# Partition the data:
library(tidymodels)
set.seed(1234)
uni_split <- initial_split(suspicious_match, strata = truth)
uni_train <- training(uni_split)
uni_test <- testing(uni_split)
uni_split
## Build a model recipe :
library(themis)
uni_rec <- recipe(truth ~ lv + lcs + qgram + jaccard + jw + cosine , data = uni_train)%>%
step_normalize(all_numeric()) %>%
step_smote(truth, skip = FALSE)%>%
prep()
uni_rec
bake(uni_rec, new_data = uni_train)
i trained the data with multiple models:(an example)
# Train Logistic Regression :
glm_spec <- logistic_reg()%>%
set_engine("glm")
glm_fit <- glm_spec %>%
fit(truth ~ lv + lcs + qgram + cosine + jaccard + jw , data= juice(uni_rec))
glm_fit
## Model evaluation with resampling :
set.seed(123)
folds <- vfold_cv(juice(uni_rec), strata = truth)
folds
#1: Logistic Reg:
set.seed(234)
glm_rs <- glm_spec%>%
fit_resamples(truth ~ lv + lcs + qgram + cosine + jaccard + jw, folds,
metrics = metric_set(roc_auc, sens, spec, accuracy),
control = control_resamples(save_pred = TRUE))
## Evaluation des modeles :
glm_rs %>% collect_metrics()
> glm_rs %>% collect_metrics()
# A tibble: 4 x 6
.metric .estimator mean n std_err .config
<chr> <chr> <dbl> <int> <dbl> <chr>
1 accuracy binary 0.851 10 0.00514 Preprocessor1_Model1
2 roc_auc binary 0.898 10 0.00390 Preprocessor1_Model1
3 sens binary 0.875 10 0.00695 Preprocessor1_Model1
4 spec binary 0.827 10 0.00700 Preprocessor1_Model1
but then when i try applying the logistic regression model to the test data i get this error:
> glm_fit %>%
+ predict(new_data = bake(uni_rec, new_data = uni_test),
+ type = "prob")%>%
+ mutate(truth = uni_test$truth)%>%
+ roc_auc(truth, .pred_correct)
Erreur : Problem with `mutate()` input `truth`.

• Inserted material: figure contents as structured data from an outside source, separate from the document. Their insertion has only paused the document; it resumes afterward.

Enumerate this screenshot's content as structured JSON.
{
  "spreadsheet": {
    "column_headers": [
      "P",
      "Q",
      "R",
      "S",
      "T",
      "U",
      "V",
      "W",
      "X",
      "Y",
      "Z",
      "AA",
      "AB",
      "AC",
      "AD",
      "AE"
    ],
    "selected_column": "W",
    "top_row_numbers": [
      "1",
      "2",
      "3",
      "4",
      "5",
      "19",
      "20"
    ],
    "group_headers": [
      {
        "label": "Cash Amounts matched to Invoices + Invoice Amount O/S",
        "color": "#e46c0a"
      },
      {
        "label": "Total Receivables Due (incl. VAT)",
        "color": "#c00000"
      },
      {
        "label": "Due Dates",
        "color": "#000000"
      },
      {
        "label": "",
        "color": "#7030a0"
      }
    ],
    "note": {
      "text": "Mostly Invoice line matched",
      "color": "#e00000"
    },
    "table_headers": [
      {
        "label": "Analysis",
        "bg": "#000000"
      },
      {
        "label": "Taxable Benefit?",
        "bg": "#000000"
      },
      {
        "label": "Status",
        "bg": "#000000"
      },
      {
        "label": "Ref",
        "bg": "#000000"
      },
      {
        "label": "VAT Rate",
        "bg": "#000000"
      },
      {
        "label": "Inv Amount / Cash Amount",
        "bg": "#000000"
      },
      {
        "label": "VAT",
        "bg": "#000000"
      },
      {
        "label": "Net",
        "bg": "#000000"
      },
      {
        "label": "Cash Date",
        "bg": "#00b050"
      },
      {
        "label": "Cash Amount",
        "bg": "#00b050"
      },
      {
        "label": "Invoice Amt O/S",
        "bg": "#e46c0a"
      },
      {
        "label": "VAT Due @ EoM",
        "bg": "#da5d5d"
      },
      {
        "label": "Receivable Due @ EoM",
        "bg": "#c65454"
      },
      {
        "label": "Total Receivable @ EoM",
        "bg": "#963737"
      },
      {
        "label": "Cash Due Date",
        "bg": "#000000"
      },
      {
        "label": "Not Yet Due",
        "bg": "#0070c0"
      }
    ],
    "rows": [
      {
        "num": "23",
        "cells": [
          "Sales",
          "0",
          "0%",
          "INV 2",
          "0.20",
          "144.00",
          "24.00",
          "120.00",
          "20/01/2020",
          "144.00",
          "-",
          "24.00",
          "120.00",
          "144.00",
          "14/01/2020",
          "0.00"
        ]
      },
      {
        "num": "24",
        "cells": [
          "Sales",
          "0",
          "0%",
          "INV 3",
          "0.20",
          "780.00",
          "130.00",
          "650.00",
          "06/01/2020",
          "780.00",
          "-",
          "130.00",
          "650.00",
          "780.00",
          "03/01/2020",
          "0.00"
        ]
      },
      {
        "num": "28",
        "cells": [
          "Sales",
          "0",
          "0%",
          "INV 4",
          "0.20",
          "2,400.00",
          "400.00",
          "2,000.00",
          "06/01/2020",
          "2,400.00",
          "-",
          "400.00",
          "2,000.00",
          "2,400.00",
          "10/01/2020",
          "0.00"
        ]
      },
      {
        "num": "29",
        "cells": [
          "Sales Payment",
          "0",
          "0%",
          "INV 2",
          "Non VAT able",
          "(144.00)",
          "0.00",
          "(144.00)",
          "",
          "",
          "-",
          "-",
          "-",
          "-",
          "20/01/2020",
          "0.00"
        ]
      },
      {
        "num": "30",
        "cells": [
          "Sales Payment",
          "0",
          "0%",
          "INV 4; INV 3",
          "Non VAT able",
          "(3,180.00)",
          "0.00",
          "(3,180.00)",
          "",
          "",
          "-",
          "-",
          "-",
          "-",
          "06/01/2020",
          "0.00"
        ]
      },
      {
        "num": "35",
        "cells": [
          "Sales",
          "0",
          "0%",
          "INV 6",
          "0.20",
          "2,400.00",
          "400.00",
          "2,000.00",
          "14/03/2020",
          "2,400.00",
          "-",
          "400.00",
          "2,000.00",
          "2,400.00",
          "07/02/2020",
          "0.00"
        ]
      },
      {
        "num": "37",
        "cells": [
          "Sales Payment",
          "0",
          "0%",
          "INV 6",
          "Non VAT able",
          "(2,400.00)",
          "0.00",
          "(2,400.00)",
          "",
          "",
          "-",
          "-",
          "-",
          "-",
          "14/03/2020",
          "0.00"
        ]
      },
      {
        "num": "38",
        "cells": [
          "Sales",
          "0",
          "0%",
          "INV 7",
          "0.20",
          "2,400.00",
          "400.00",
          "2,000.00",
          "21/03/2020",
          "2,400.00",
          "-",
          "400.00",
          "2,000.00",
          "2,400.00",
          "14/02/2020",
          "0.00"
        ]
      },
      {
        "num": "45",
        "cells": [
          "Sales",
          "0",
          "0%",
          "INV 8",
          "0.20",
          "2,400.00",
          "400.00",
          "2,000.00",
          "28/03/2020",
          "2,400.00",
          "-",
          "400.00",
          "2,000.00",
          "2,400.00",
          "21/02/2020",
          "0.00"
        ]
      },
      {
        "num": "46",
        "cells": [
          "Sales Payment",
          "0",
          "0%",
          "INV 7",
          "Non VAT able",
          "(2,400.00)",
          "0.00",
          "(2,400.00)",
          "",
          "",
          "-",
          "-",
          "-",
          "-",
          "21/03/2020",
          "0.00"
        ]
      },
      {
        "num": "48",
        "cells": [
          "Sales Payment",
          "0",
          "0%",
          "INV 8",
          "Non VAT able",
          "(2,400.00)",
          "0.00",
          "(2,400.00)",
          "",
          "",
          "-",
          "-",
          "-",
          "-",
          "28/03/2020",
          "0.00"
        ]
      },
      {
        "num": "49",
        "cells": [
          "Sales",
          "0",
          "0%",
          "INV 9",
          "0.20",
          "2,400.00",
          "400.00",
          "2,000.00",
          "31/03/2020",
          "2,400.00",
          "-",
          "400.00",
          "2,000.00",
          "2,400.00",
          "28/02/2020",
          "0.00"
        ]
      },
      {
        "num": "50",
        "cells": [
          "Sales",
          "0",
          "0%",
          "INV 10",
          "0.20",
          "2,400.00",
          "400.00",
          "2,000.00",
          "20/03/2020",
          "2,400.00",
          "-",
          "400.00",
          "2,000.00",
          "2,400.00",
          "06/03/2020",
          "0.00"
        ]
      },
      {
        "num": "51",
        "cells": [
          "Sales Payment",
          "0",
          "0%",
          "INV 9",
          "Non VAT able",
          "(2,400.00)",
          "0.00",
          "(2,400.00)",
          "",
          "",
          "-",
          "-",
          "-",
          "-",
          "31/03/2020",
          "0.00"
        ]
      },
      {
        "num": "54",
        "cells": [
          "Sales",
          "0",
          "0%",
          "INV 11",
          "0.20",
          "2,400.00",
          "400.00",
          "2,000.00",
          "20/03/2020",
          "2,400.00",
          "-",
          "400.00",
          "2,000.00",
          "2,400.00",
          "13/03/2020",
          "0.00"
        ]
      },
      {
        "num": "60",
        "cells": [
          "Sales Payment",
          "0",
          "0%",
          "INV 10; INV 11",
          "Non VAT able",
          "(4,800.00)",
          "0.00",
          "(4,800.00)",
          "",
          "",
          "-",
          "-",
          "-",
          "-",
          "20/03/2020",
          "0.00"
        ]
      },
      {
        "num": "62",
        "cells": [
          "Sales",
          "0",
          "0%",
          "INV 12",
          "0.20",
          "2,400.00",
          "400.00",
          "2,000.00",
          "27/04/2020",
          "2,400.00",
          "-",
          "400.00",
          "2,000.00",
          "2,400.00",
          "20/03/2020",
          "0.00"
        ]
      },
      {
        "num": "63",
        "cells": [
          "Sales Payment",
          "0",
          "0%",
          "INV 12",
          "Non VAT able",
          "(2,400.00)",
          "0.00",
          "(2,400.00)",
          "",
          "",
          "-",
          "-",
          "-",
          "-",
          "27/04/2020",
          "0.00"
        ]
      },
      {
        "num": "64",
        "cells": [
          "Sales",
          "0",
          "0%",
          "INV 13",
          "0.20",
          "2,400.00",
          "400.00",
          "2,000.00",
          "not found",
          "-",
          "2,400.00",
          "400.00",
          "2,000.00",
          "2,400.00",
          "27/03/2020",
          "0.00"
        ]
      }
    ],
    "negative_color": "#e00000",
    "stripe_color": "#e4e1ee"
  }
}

x Input `truth` can't be recycled to size 2022.
i Input `truth` is `uni_test$truth`.
i Input `truth` must be size 2022 or 1, not 1373.
Run `rlang::last_error()` to see where the error occurred.
i figured it's because of the smote step in the recipe but i can't figure out how to fix it please help !!